Abstract Detail

Nº613/301 - Bringing plants to the table: Assessing bias to build a subsample of plants that represents global diversity patterns
Format: ORAL
Authors
Baldaszti, L.1,2, Pironon, S.3,4, Brummitt, N.A.5, Lehmann, C.1,2, Moonlight, P. M.2,6, Srkinen, T.2
Affiliations
1 University of Edinburgh, UK 2 Royal Botanic Garden Edinburgh, UK 3 Royal Botanic Gardens, Kew, UK 4 UNEP-World Conservation Monitoring Centre, UK 5 Natural History Museum, UK 6 Trinity College Dublin, Ireland
Abstract
More than 40% of the worlds plant species are rare and threatened by extinction. While destruction of the natural world has accelerated dramatically over the past decades, our knowledge of global plant biodiversity patterns has not accelerated at similar rates, with only 20% of the species having their extinction risk formally assessed by now. As our knowledge of plant biodiversity is incomplete, all global studies of plant diversity patterns are based upon subset of species. The included species and the amount of data available for those species are the result of 300 years of biased plant collecting. So, while studying diversity patterns based upon all available distribution data has its merits, it can also lead to a severely distorted view of global biodiversity patterns. It is thus necessary to identify and reduce these biases or find alternatives to better estimate extinction risk and biodiversity patterns from incomplete data.
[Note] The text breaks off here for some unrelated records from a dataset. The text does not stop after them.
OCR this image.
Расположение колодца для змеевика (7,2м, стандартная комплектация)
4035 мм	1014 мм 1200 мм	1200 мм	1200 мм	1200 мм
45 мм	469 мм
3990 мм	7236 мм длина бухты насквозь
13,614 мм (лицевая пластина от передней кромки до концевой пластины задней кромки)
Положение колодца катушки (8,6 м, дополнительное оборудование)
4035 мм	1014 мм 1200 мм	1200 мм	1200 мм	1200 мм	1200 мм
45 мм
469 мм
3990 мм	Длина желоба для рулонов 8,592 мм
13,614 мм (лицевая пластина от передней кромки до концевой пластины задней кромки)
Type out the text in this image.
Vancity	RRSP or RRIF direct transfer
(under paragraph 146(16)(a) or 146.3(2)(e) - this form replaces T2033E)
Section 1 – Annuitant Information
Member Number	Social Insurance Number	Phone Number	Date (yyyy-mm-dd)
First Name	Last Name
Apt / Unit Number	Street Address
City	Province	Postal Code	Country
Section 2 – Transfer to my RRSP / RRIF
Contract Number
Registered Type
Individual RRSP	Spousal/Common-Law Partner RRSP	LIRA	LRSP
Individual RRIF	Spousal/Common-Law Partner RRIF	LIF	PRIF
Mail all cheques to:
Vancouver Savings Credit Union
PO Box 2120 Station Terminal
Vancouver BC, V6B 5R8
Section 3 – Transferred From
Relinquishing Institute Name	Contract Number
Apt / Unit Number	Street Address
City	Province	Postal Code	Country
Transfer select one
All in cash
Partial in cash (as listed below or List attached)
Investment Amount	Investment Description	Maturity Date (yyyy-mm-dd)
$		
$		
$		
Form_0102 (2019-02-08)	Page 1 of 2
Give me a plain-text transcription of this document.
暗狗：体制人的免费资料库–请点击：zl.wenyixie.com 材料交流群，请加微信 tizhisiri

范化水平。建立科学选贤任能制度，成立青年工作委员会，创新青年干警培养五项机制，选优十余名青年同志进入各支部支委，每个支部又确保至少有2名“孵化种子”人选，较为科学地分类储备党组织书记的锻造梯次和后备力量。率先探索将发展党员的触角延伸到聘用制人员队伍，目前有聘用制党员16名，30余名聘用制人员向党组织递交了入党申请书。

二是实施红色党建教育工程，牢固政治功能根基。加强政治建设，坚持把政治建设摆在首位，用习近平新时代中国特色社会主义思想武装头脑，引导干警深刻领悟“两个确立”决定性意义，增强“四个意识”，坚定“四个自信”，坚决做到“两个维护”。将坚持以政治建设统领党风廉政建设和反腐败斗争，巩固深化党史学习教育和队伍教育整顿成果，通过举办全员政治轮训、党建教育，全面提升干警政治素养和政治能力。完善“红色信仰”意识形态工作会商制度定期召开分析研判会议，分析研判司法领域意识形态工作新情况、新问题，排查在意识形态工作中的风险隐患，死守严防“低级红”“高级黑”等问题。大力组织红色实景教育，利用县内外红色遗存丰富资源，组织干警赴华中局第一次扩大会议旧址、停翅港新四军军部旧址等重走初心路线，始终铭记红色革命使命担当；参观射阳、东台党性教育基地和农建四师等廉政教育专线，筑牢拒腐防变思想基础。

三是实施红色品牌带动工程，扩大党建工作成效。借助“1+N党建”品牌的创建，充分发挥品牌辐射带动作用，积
Determining the number of species needed to accurately represent different aspects of plant biodiversity patterns at a global scale thus has important implications for the validity of previous studies but can also be incorporated in future studies. In my PhD I aim to identify the number of species needed to represent different aspects of global vascular plant biodiversity patterns including species, phylogenetic, floristic, and functional diversity using the World Checklist of Vascular Plants (WCVP) as a baseline. I use this information to determine how well datasets such as the IUCN Red List of Threatened Species, the Species Red List Index, and openly available plant occurrence data incorporate different aspects of plant biodiversity. The outputs will be of interest for biodiversity conservationists and macroecologists.